Sunday, September 20, 2009

In the eyes of the Beholder


A few years ago I went to the Andy Warhol museum in Pittsburgh. I figured since I’d lived in Pittsburgh my entire life and had never been there, it should happen. I walked around and didn’t get his art work – at all. This summer I went to the National Art Museum in Washington, DC. Again, I saw lots of art that I just didn’t understand. And when we got to the modern section I laughed because some of the pieces seemed absurd to me. Who gets to call strokes of paint an expensive masterpiece? On the other hand, when we got to other sections of the museum and saw works by other artists, I did enjoy it. And a few weeks ago I was in a student’s house and saw some of her paintings (that she popped out in one afternoon) and was amazed.

In church right now, our pastor is doing a series on Ephesians 2:1-10. Verse 10 has always struck me. One version says we are God’s masterpiece. Somedays I don’t feel like a masterpiece. Tonight it hit me again. It doesn’t matter what I think. Just like it’s not up to me to decide the value or worth of a piece of art, it’s not up to me to decide my value. The value comes from the artist, the creator. My take on a piece of art, my opinion does not change the fact that it IS a masterpiece (lucky for Andy Warhol!). My opinion of myself some days does NOT change the fact that my Creator looks at me and is delighted. I’m so glad my thoughts on this matter don’t matter! I can’t change His mind – even if I try hard to do so.
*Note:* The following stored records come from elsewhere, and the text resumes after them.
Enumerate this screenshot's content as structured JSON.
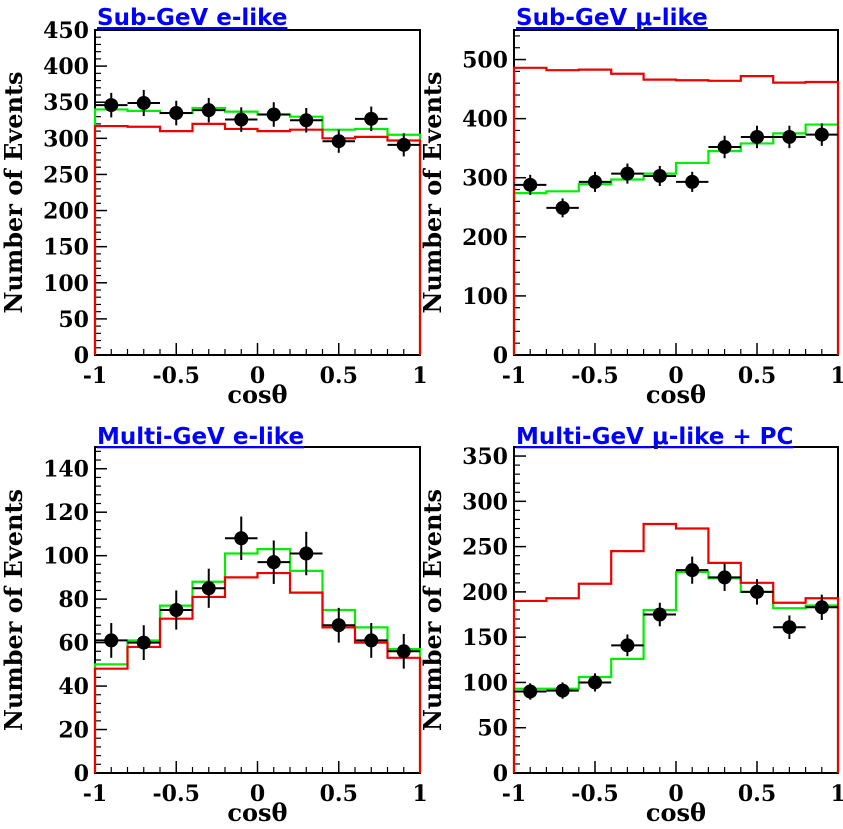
{
  "chart_data": [
    {
      "type": "histogram",
      "title": "Sub-GeV e-like",
      "xlabel": "cosθ",
      "ylabel": "Number of Events",
      "xlim": [
        -1,
        1
      ],
      "ylim": [
        0,
        450
      ],
      "x_ticks": [
        "-1",
        "-0.5",
        "0",
        "0.5",
        "1"
      ],
      "y_ticks": [
        0,
        50,
        100,
        150,
        200,
        250,
        300,
        350,
        400,
        450
      ],
      "bin_edges": [
        -1,
        -0.8,
        -0.6,
        -0.4,
        -0.2,
        0,
        0.2,
        0.4,
        0.6,
        0.8,
        1
      ],
      "series": [
        {
          "kind": "data",
          "color": "#000000",
          "x": [
            -0.9,
            -0.7,
            -0.5,
            -0.3,
            -0.1,
            0.1,
            0.3,
            0.5,
            0.7,
            0.9
          ],
          "y": [
            346,
            349,
            335,
            339,
            326,
            333,
            325,
            296,
            327,
            291
          ],
          "err": [
            17,
            18,
            17,
            17,
            17,
            17,
            17,
            16,
            17,
            16
          ]
        },
        {
          "kind": "step",
          "color": "#00ee00",
          "values": [
            340,
            338,
            335,
            342,
            337,
            333,
            330,
            312,
            313,
            305
          ]
        },
        {
          "kind": "step",
          "color": "#ee0000",
          "values": [
            317,
            316,
            310,
            320,
            313,
            310,
            312,
            300,
            302,
            297
          ]
        }
      ]
    },
    {
      "type": "histogram",
      "title": "Sub-GeV μ-like",
      "xlabel": "cosθ",
      "ylabel": "Number of Events",
      "xlim": [
        -1,
        1
      ],
      "ylim": [
        0,
        550
      ],
      "x_ticks": [
        "-1",
        "-0.5",
        "0",
        "0.5",
        "1"
      ],
      "y_ticks": [
        0,
        100,
        200,
        300,
        400,
        500
      ],
      "bin_edges": [
        -1,
        -0.8,
        -0.6,
        -0.4,
        -0.2,
        0,
        0.2,
        0.4,
        0.6,
        0.8,
        1
      ],
      "series": [
        {
          "kind": "data",
          "color": "#000000",
          "x": [
            -0.9,
            -0.7,
            -0.5,
            -0.3,
            -0.1,
            0.1,
            0.3,
            0.5,
            0.7,
            0.9
          ],
          "y": [
            288,
            249,
            293,
            307,
            303,
            293,
            352,
            369,
            369,
            373
          ],
          "err": [
            17,
            16,
            17,
            17,
            17,
            17,
            19,
            19,
            19,
            19
          ]
        },
        {
          "kind": "step",
          "color": "#00ee00",
          "values": [
            274,
            277,
            289,
            297,
            307,
            325,
            345,
            358,
            375,
            390
          ]
        },
        {
          "kind": "step",
          "color": "#ee0000",
          "values": [
            486,
            482,
            483,
            476,
            466,
            465,
            464,
            472,
            461,
            462
          ]
        }
      ]
    },
    {
      "type": "histogram",
      "title": "Multi-GeV e-like",
      "xlabel": "cosθ",
      "ylabel": "Number of Events",
      "xlim": [
        -1,
        1
      ],
      "ylim": [
        0,
        150
      ],
      "x_ticks": [
        "-1",
        "-0.5",
        "0",
        "0.5",
        "1"
      ],
      "y_ticks": [
        0,
        20,
        40,
        60,
        80,
        100,
        120,
        140
      ],
      "bin_edges": [
        -1,
        -0.8,
        -0.6,
        -0.4,
        -0.2,
        0,
        0.2,
        0.4,
        0.6,
        0.8,
        1
      ],
      "series": [
        {
          "kind": "data",
          "color": "#000000",
          "x": [
            -0.9,
            -0.7,
            -0.5,
            -0.3,
            -0.1,
            0.1,
            0.3,
            0.5,
            0.7,
            0.9
          ],
          "y": [
            61,
            60,
            75,
            85,
            108,
            97,
            101,
            68,
            61,
            56
          ],
          "err": [
            8,
            8,
            9,
            9,
            10,
            10,
            10,
            8,
            8,
            8
          ]
        },
        {
          "kind": "step",
          "color": "#00ee00",
          "values": [
            50,
            61,
            77,
            88,
            101,
            103,
            93,
            75,
            67,
            57
          ]
        },
        {
          "kind": "step",
          "color": "#ee0000",
          "values": [
            48,
            58,
            71,
            81,
            90,
            92,
            83,
            67,
            60,
            53
          ]
        }
      ]
    },
    {
      "type": "histogram",
      "title": "Multi-GeV μ-like + PC",
      "xlabel": "cosθ",
      "ylabel": "Number of Events",
      "xlim": [
        -1,
        1
      ],
      "ylim": [
        0,
        360
      ],
      "x_ticks": [
        "-1",
        "-0.5",
        "0",
        "0.5",
        "1"
      ],
      "y_ticks": [
        0,
        50,
        100,
        150,
        200,
        250,
        300,
        350
      ],
      "bin_edges": [
        -1,
        -0.8,
        -0.6,
        -0.4,
        -0.2,
        0,
        0.2,
        0.4,
        0.6,
        0.8,
        1
      ],
      "series": [
        {
          "kind": "data",
          "color": "#000000",
          "x": [
            -0.9,
            -0.7,
            -0.5,
            -0.3,
            -0.1,
            0.1,
            0.3,
            0.5,
            0.7,
            0.9
          ],
          "y": [
            90,
            91,
            100,
            141,
            175,
            224,
            216,
            200,
            161,
            183
          ],
          "err": [
            9,
            9,
            10,
            12,
            13,
            15,
            15,
            14,
            13,
            14
          ]
        },
        {
          "kind": "step",
          "color": "#00ee00",
          "values": [
            93,
            93,
            106,
            126,
            180,
            222,
            215,
            200,
            182,
            185
          ]
        },
        {
          "kind": "step",
          "color": "#ee0000",
          "values": [
            190,
            193,
            209,
            245,
            275,
            270,
            232,
            210,
            188,
            193
          ]
        }
      ]
    }
  ]
}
And this brings me to the second part of the verse that somehow I haven’t spent a lot of time thinking about. He has created me as His masterpiece so that I can do good works that he has prepared for me to do. Not good works that will determine my worth (b/c my worth isn’t dependent on my works), but good works that will point people to Him. When I live as if I have no worth, it affects the way I do things. I live in fear and shrink back. I try to earn my worth by the things I do – so my “good works” are about bringing me recognition. However, if I would live as the way God sees me, if I would believe that I am his masterpiece, my actions would be transformed. I would walk in boldness. I would not care about the pat on the back or about what others thought of me. I would do things not so that I would feel better about myself, but because God asks me to. I would not have a bad attitude about doing the “little” things that nobody will ever see. Somedays I feel like He doesn’t have good things for me to do – those are for everybody else. If I believed my truth worth and value, I would see that He does have things just for me to do. I wouldn’t have to compare my good works with others’ because my worth isn’t based on theirs!

I need to chew on this for a while because it will affect the way I do ministry (and the ways I feel I need to impress people by what I do), the way I do life. It will affect the way I love people, the way I see them. It will rock my world of pride.

Tonight I am taken aback by my Beholder. It's time to stop arguing with Him about His creation.